Enveloppée dans le lait de vie qui était le sien, la petite créature, encore toute tremblante, poussa un bâillement suraigu. Au lieu du piaillement des oiseaux, d'une activité joyeuse au creux de l'arbre de son sommeil, seul le silence d'un écho lui répondit. Elle essuya son museau d'un air inquiet, levant lentement ces longues oreilles encore collantes. La coquille de papier céda toute entière, libérant l'animal de son abri de glace. La petite chose ouvrit ces grands yeux couleur d'améthyste, posant le regard sur ce monde fragile et innocent.
Fubyari renaissait, sans témoin de sa vie.
Le Tadmorv sortit de son abri, considérant avec maternité la petite chose tremblante devant ces yeux. Il s'approcha d'elle avec délicatesse, se collant à elle, l'absorbant toute entière. Et d'un coup, ce fut comme s'il prenait corps avec elle. Sa masse acide commençait à se dissoudre dans l'air, lentement, comme une brume, avant de disparaître dans le carreau du Ciel. Fubyari, dans un seul battement d'ailes, s'évapora à son tour dans l'air, silencieusement, sans un regard pour la pluie d'acide qui continuait de ronger le monde.
Quelle était donc cette douleur, invisible, qui déchirait son âme ... ?
...Dans ce monde fragile, le temps ne semblait plus exister. L'ombre dévorait le ciel acide, et triste, masquant les dernières lumières d'un soleil affaibli. La terre se fissurait en tout point, avalant les jeunes vies de l'herbe jaunie et des ronces malades. Les légendes surplombaient le chaos, sans pouvoir s'opposer à la réalité qui déchirait le globe. L'Ombre restait silencieuse, fixant ce nouveau monde qui se construisait avec impassibilité.
C'était l'erreur humaine qui avait rendu le monde fragile au regard de tous.
L'Ombre se retourna, posant son regard sur la Création. Fubyari, joyeusement, attrapa la queue de la créature, prenant corps avec elle. Les runes de la mort commençaient lentement à se propager, à quitter la masse de l'Ombre, et à disparaître dans la brume. Le temps semblait s'arrêter, comme si la vie recommençait à nouveau. Et dans les yeux insouciants de la création, c'était semblable à un miroir, où l'Ombre semblait renaître.

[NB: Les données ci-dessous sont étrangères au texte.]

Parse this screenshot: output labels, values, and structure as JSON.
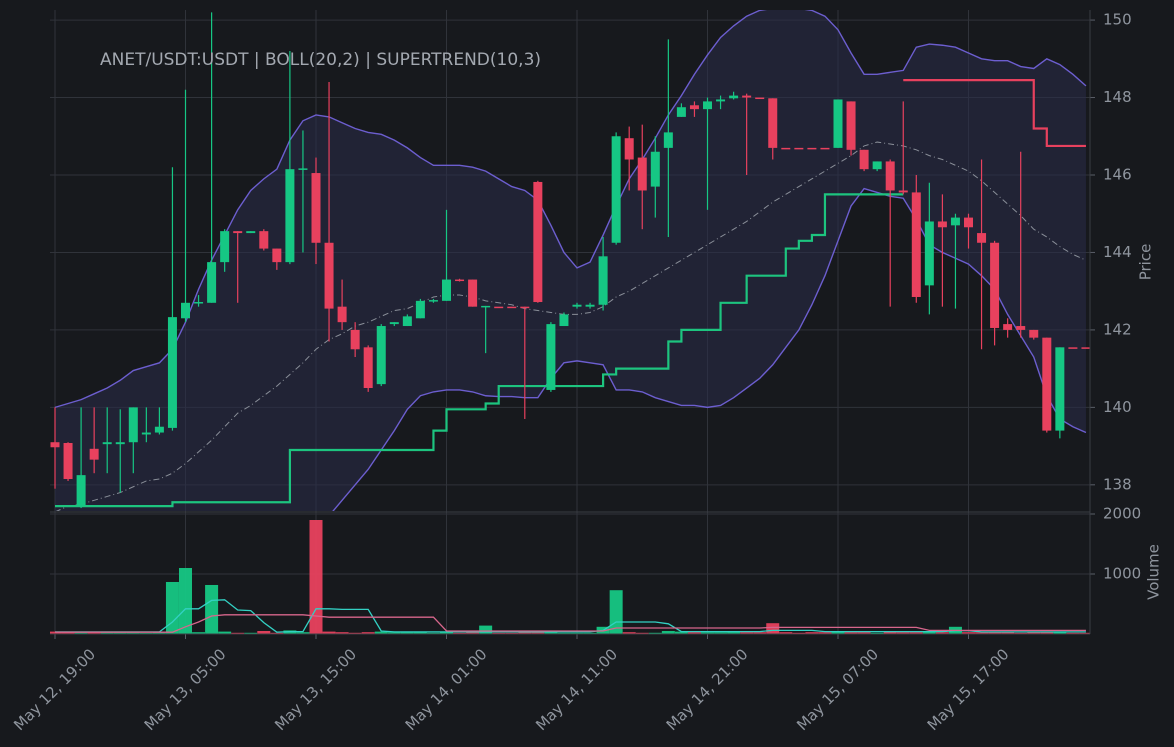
{
  "chart_data": [
    {
      "type": "candlestick",
      "title": "ANET/USDT:USDT | BOLL(20,2) | SUPERTREND(10,3)",
      "ylabel": "Price",
      "ylim": [
        137.35,
        150.26
      ],
      "yticks": [
        138,
        140,
        142,
        144,
        146,
        148,
        150
      ],
      "grid": true,
      "up_color": "#16c784",
      "down_color": "#e8415e",
      "open": [
        139.1,
        139.08,
        137.45,
        138.93,
        139.05,
        139.05,
        139.1,
        139.3,
        139.35,
        139.47,
        142.3,
        142.7,
        142.7,
        143.75,
        144.55,
        144.5,
        144.55,
        144.1,
        143.75,
        146.15,
        146.05,
        144.25,
        142.6,
        142.0,
        141.55,
        140.6,
        142.15,
        142.1,
        142.3,
        142.75,
        142.75,
        143.3,
        143.3,
        142.6,
        142.6,
        142.6,
        142.6,
        145.82,
        140.45,
        142.1,
        142.6,
        142.6,
        142.65,
        144.25,
        146.95,
        146.45,
        145.7,
        146.7,
        147.5,
        147.8,
        147.7,
        147.9,
        147.98,
        148.05,
        148.0,
        147.98,
        146.7,
        146.7,
        146.7,
        146.7,
        146.7,
        147.9,
        146.65,
        146.15,
        146.35,
        145.6,
        145.55,
        143.15,
        144.8,
        144.7,
        144.9,
        144.5,
        144.25,
        142.15,
        142.1,
        142.0,
        141.8,
        139.4,
        141.55,
        141.55
      ],
      "high": [
        140.0,
        139.1,
        140.0,
        140.0,
        140.0,
        139.95,
        140.0,
        140.0,
        140.0,
        146.2,
        148.2,
        142.9,
        150.2,
        144.6,
        144.55,
        144.55,
        144.6,
        144.1,
        149.2,
        147.15,
        146.45,
        148.4,
        143.3,
        142.2,
        141.6,
        142.15,
        142.2,
        142.4,
        142.8,
        142.8,
        145.1,
        143.32,
        143.3,
        142.62,
        142.6,
        142.6,
        142.6,
        145.85,
        142.2,
        142.45,
        142.7,
        142.7,
        144.4,
        147.1,
        147.25,
        147.3,
        147.0,
        149.5,
        147.85,
        147.9,
        148.0,
        148.05,
        148.15,
        148.1,
        148.0,
        147.98,
        146.7,
        146.7,
        146.7,
        146.7,
        147.95,
        147.9,
        146.65,
        146.35,
        146.4,
        147.9,
        146.0,
        145.8,
        145.5,
        145.0,
        145.0,
        146.4,
        144.3,
        142.3,
        146.6,
        142.0,
        141.8,
        141.55,
        141.55,
        141.55
      ],
      "low": [
        137.9,
        138.1,
        137.4,
        138.3,
        138.3,
        137.8,
        138.3,
        139.1,
        139.3,
        139.4,
        142.2,
        142.6,
        142.7,
        143.5,
        142.7,
        144.5,
        144.05,
        143.55,
        143.7,
        144.0,
        143.7,
        141.7,
        142.0,
        141.3,
        140.4,
        140.55,
        142.1,
        142.1,
        142.3,
        142.7,
        142.75,
        143.25,
        142.6,
        141.4,
        142.6,
        142.6,
        139.7,
        142.7,
        140.4,
        142.1,
        142.55,
        142.55,
        142.5,
        144.2,
        145.6,
        144.6,
        144.9,
        144.4,
        147.5,
        147.5,
        145.1,
        147.7,
        147.95,
        146.0,
        148.0,
        146.4,
        146.7,
        146.7,
        146.7,
        146.7,
        146.7,
        146.5,
        146.1,
        146.1,
        142.6,
        145.5,
        142.7,
        142.4,
        142.6,
        142.55,
        144.1,
        141.5,
        141.6,
        141.8,
        141.8,
        141.75,
        139.35,
        139.2,
        141.55,
        141.55
      ],
      "close": [
        138.97,
        138.15,
        138.25,
        138.65,
        139.1,
        139.1,
        140.0,
        139.35,
        139.5,
        142.33,
        142.7,
        142.72,
        143.75,
        144.55,
        144.5,
        144.55,
        144.1,
        143.75,
        146.15,
        146.17,
        144.25,
        142.55,
        142.2,
        141.5,
        140.5,
        142.1,
        142.2,
        142.35,
        142.75,
        142.77,
        143.3,
        143.28,
        142.6,
        142.62,
        142.6,
        142.6,
        142.6,
        142.72,
        142.15,
        142.4,
        142.65,
        142.65,
        143.9,
        147.0,
        146.4,
        145.6,
        146.6,
        147.1,
        147.75,
        147.7,
        147.9,
        147.95,
        148.05,
        148.0,
        148.0,
        146.7,
        146.7,
        146.7,
        146.7,
        146.7,
        147.95,
        146.65,
        146.15,
        146.35,
        145.6,
        145.55,
        142.85,
        144.8,
        144.65,
        144.9,
        144.65,
        144.25,
        142.05,
        142.0,
        142.0,
        141.8,
        139.4,
        141.55,
        141.55,
        141.55
      ],
      "bollinger": {
        "color": "#6c5ecf",
        "mid_color": "#8a8f99",
        "fill": "#2a2c48",
        "upper": [
          140.0,
          140.1,
          140.2,
          140.35,
          140.5,
          140.7,
          140.95,
          141.05,
          141.15,
          141.5,
          142.2,
          143.05,
          143.8,
          144.45,
          145.1,
          145.6,
          145.9,
          146.15,
          146.9,
          147.4,
          147.55,
          147.5,
          147.35,
          147.2,
          147.1,
          147.05,
          146.9,
          146.7,
          146.45,
          146.25,
          146.25,
          146.25,
          146.2,
          146.1,
          145.9,
          145.7,
          145.6,
          145.35,
          144.7,
          144.0,
          143.6,
          143.75,
          144.45,
          145.2,
          145.9,
          146.4,
          146.95,
          147.55,
          148.05,
          148.6,
          149.1,
          149.55,
          149.85,
          150.1,
          150.25,
          150.3,
          150.3,
          150.3,
          150.25,
          150.1,
          149.75,
          149.15,
          148.6,
          148.6,
          148.65,
          148.7,
          149.3,
          149.38,
          149.35,
          149.3,
          149.15,
          149.0,
          148.95,
          148.95,
          148.8,
          148.75,
          149.0,
          148.85,
          148.6,
          148.3
        ],
        "middle": [
          137.3,
          137.45,
          137.5,
          137.6,
          137.7,
          137.8,
          137.95,
          138.1,
          138.15,
          138.3,
          138.55,
          138.85,
          139.15,
          139.5,
          139.85,
          140.05,
          140.3,
          140.55,
          140.85,
          141.15,
          141.5,
          141.75,
          141.9,
          142.1,
          142.2,
          142.35,
          142.5,
          142.55,
          142.7,
          142.85,
          142.9,
          142.9,
          142.85,
          142.75,
          142.7,
          142.65,
          142.55,
          142.5,
          142.45,
          142.4,
          142.4,
          142.45,
          142.6,
          142.85,
          143.0,
          143.2,
          143.4,
          143.6,
          143.8,
          144.0,
          144.2,
          144.4,
          144.6,
          144.8,
          145.05,
          145.3,
          145.5,
          145.7,
          145.9,
          146.1,
          146.3,
          146.5,
          146.75,
          146.85,
          146.8,
          146.75,
          146.65,
          146.5,
          146.4,
          146.25,
          146.1,
          145.85,
          145.55,
          145.25,
          144.95,
          144.6,
          144.4,
          144.15,
          143.95,
          143.8
        ],
        "lower": [
          134.6,
          134.8,
          134.8,
          134.85,
          134.9,
          134.9,
          134.95,
          135.15,
          135.15,
          135.1,
          134.9,
          134.65,
          134.5,
          134.55,
          134.6,
          134.5,
          134.7,
          134.95,
          135.5,
          136.0,
          136.6,
          137.2,
          137.6,
          138.0,
          138.4,
          138.9,
          139.4,
          139.95,
          140.3,
          140.4,
          140.45,
          140.45,
          140.4,
          140.3,
          140.28,
          140.28,
          140.25,
          140.25,
          140.75,
          141.15,
          141.2,
          141.15,
          141.1,
          140.45,
          140.45,
          140.4,
          140.25,
          140.15,
          140.05,
          140.05,
          140.0,
          140.05,
          140.25,
          140.5,
          140.75,
          141.1,
          141.55,
          142.0,
          142.65,
          143.4,
          144.3,
          145.2,
          145.65,
          145.55,
          145.45,
          145.4,
          144.85,
          144.2,
          144.0,
          143.85,
          143.7,
          143.4,
          143.05,
          142.4,
          141.85,
          141.3,
          140.3,
          139.7,
          139.5,
          139.35
        ]
      },
      "supertrend": [
        {
          "color": "#1dc47f",
          "values": [
            137.45,
            137.45,
            137.45,
            137.45,
            137.45,
            137.45,
            137.45,
            137.45,
            137.45,
            137.55,
            137.55,
            137.55,
            137.55,
            137.55,
            137.55,
            137.55,
            137.55,
            137.55,
            138.9,
            138.9,
            138.9,
            138.9,
            138.9,
            138.9,
            138.9,
            138.9,
            138.9,
            138.9,
            138.9,
            139.4,
            139.95,
            139.95,
            139.95,
            140.1,
            140.55,
            140.55,
            140.55,
            140.55,
            140.55,
            140.55,
            140.55,
            140.55,
            140.85,
            141.0,
            141.0,
            141.0,
            141.0,
            141.7,
            142.0,
            142.0,
            142.0,
            142.7,
            142.7,
            143.4,
            143.4,
            143.4,
            144.1,
            144.3,
            144.45,
            145.5,
            145.5,
            145.5,
            145.5,
            145.5,
            145.5,
            145.5,
            null,
            null,
            null,
            null,
            null,
            null,
            null,
            null,
            null,
            null,
            null,
            null,
            null,
            null
          ]
        },
        {
          "color": "#e8415e",
          "values": [
            null,
            null,
            null,
            null,
            null,
            null,
            null,
            null,
            null,
            null,
            null,
            null,
            null,
            null,
            null,
            null,
            null,
            null,
            null,
            null,
            null,
            null,
            null,
            null,
            null,
            null,
            null,
            null,
            null,
            null,
            null,
            null,
            null,
            null,
            null,
            null,
            null,
            null,
            null,
            null,
            null,
            null,
            null,
            null,
            null,
            null,
            null,
            null,
            null,
            null,
            null,
            null,
            null,
            null,
            null,
            null,
            null,
            null,
            null,
            null,
            null,
            null,
            null,
            null,
            null,
            148.45,
            148.45,
            148.45,
            148.45,
            148.45,
            148.45,
            148.45,
            148.45,
            148.45,
            148.45,
            147.2,
            146.75,
            146.75,
            146.75,
            146.75
          ]
        }
      ]
    },
    {
      "type": "bar",
      "ylabel": "Volume",
      "ylim": [
        0,
        2000
      ],
      "yticks": [
        1000,
        2000
      ],
      "grid": true,
      "categories": [
        "May 12, 19:00",
        null,
        null,
        null,
        null,
        null,
        null,
        null,
        null,
        null,
        "May 13, 05:00",
        null,
        null,
        null,
        null,
        null,
        null,
        null,
        null,
        null,
        "May 13, 15:00",
        null,
        null,
        null,
        null,
        null,
        null,
        null,
        null,
        null,
        "May 14, 01:00",
        null,
        null,
        null,
        null,
        null,
        null,
        null,
        null,
        null,
        "May 14, 11:00",
        null,
        null,
        null,
        null,
        null,
        null,
        null,
        null,
        null,
        "May 14, 21:00",
        null,
        null,
        null,
        null,
        null,
        null,
        null,
        null,
        null,
        "May 15, 07:00",
        null,
        null,
        null,
        null,
        null,
        null,
        null,
        null,
        null,
        "May 15, 17:00",
        null,
        null,
        null,
        null,
        null,
        null,
        null,
        null,
        null
      ],
      "values": [
        40,
        30,
        30,
        40,
        30,
        25,
        30,
        20,
        30,
        867,
        1100,
        30,
        817,
        40,
        20,
        20,
        50,
        20,
        60,
        30,
        1900,
        40,
        30,
        20,
        30,
        40,
        30,
        30,
        30,
        20,
        30,
        20,
        30,
        140,
        20,
        20,
        30,
        30,
        30,
        20,
        20,
        20,
        120,
        730,
        30,
        20,
        20,
        50,
        40,
        30,
        30,
        30,
        40,
        30,
        30,
        180,
        30,
        20,
        30,
        30,
        40,
        30,
        30,
        20,
        40,
        30,
        30,
        40,
        30,
        120,
        30,
        30,
        30,
        30,
        20,
        30,
        40,
        30,
        20,
        20
      ],
      "ma": [
        {
          "color": "#33d1c4",
          "values": [
            35,
            35,
            35,
            35,
            35,
            35,
            35,
            35,
            35,
            200,
            420,
            420,
            560,
            570,
            400,
            390,
            190,
            30,
            40,
            40,
            420,
            420,
            410,
            410,
            410,
            50,
            35,
            35,
            35,
            35,
            35,
            35,
            35,
            35,
            35,
            35,
            35,
            35,
            35,
            35,
            35,
            35,
            60,
            200,
            200,
            200,
            200,
            170,
            40,
            40,
            40,
            40,
            40,
            40,
            40,
            60,
            60,
            60,
            60,
            40,
            40,
            40,
            40,
            40,
            40,
            40,
            40,
            40,
            40,
            55,
            55,
            35,
            35,
            35,
            35,
            35,
            35,
            35,
            35,
            35
          ]
        },
        {
          "color": "#d7668c",
          "values": [
            30,
            30,
            30,
            30,
            30,
            30,
            30,
            30,
            30,
            30,
            120,
            200,
            300,
            320,
            320,
            320,
            320,
            320,
            320,
            320,
            300,
            280,
            280,
            280,
            280,
            280,
            280,
            280,
            280,
            280,
            50,
            50,
            50,
            50,
            50,
            50,
            50,
            50,
            50,
            50,
            50,
            50,
            50,
            100,
            100,
            100,
            100,
            100,
            100,
            100,
            100,
            100,
            100,
            100,
            100,
            110,
            110,
            110,
            110,
            110,
            110,
            110,
            110,
            110,
            110,
            110,
            110,
            60,
            60,
            60,
            60,
            60,
            60,
            60,
            60,
            60,
            60,
            60,
            60,
            60
          ]
        }
      ]
    }
  ]
}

« Lorsqu'une étoile meurt dans ce monde ... »
Cette voix joyeuse, pourvue de sa vie et de sa propre musique, résonna dans l'air. Les ombres commencèrent à se dissiper, engloutis dans la terre déchirée. Les museaux des deux frères se touchèrent. Toute la rancune du monde quittait le sol, s'envolaient dans le ciel, comme une traînée de poudre. L'écho continuait de répéter les paroles, empreintes de sagesse, de Fubyari, dans la voix de la création.
« La lune semble perdre son éclat ... »
Le monde reprenait lentement des couleurs dans les yeux de l'Ombre. Celle – ci, perdant toute sa rancune, esquissa un petit sourire, d'une affection qui naissait dans son corps tremblant. Sa petite voix innocente résonna dans l'air avec l'écho de la création, sans aucun temps pour interrompre la renaissance de la vie. Le nom de Todachii, enfin, signifiait quelque chose dans ces yeux de perle.
« Jusqu'à mourir au fond de notre regard ... »
...Le monde était ainsi fait. Lorsque la création fait des choses, elle doit en détruire d'autres. Le monde était fait comme un filet de pêcheur, car lorsque l'homme brisait une perle, les autres perdaient de leur éclat, et le monde aurait fini par perdre toutes ces mailles, et tomber dans l'océan profond du chaos. C'est ainsi.